With a new infusion of state funds, Caltrans is expanding its Adopt-A-Highway program and looking to pay volunteers to clean up state highways.

Caltrans’s Clean California incentive program expansion statewide will pay groups and individuals $250 per month for cleanup duties.

The expansion comes after a successful pilot in the Sacramento and San Diego regions that added 230 new highway adoptions in just three months, Caltrans officials said.

“Clean California is all about restoring pride in public spaces and making a difference in our communities,” said Caltrans Director Toks Omishakin in a written statement. “This incentive is designed to encourage and reward people for volunteering to pick up highway litter and beautify California’s roadways.”

Part of Gov. Gavin Newsom’s California Comeback Plan, Clean California is a sweeping $1.1 billion multiyear effort to remove the trash, create thousands of jobs and engage communities to transform roadsides into places of public pride.

Since July 2021, Caltrans has collected more than 5,600 tons of litter — enough to fill 103 Olympic-size swimming pools — and made more than 500 new hires and another 290 conditional job offers.

Newsom’s California Blueprint proposes $100 million to expand the Clean California Local Grant Program into 2023-24, which provides grants to cities, counties, transit agencies, tribal governments, and other government agencies to beautify their communities and remove trash and debris.
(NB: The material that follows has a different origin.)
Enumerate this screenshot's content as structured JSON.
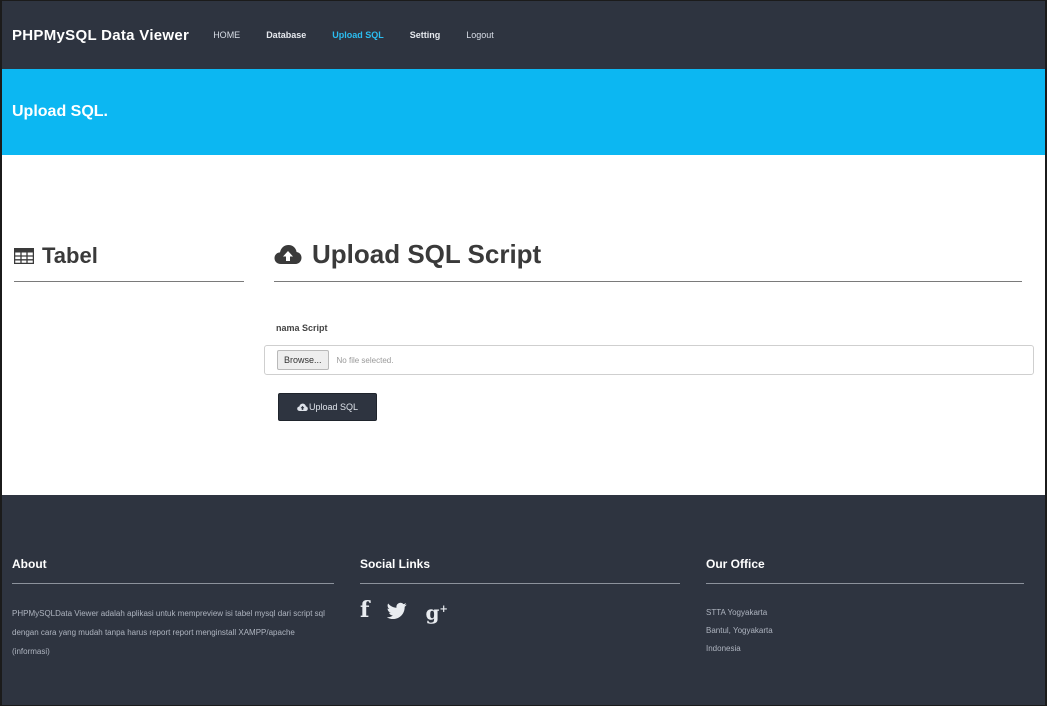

Adopt-a-Highway volunteers help create cleaner and more beautiful roadsides by removing litter, planting trees and flowers, clearing graffiti, thinning overgrown vegetation, and helping prevent litter and other pollutants from entering state waterways through stormwater drains.

Clean up activities include:

  • $250 for clearing litter on both sides of a highway

  • $62.50 for each ramp, or $250 for all four ramps

  • Up to $250 for cleanup activities at other locations, such as bike paths or park-and-ride facilities.

Caltrans will require volunteers to submit information after an eligible cleanup activity, including date, location, amount of trash collected, number of volunteers participating, hours worked, and pictures.

Adopt-A-Highway participants are limited to one payment a month, and there is no cost to participate in the program.

As part of the program, Caltrans installs signs displaying the person's name, family, organization, or business on all segments of the adopted highways.

Volunteers interested in participating in the Adopt-A-Highway Program can call 866-ADOPTAHWY (866-236-7824) or visit CleanCA.com for more information.

Since its inception in 1989, more than 120,000 Californians have cleaned and enhanced more than 15,000 shoulder miles of roadside.

The incentives augment the overall goals of the Clean California program by providing additional resources to maintain and beautify the state's roadways.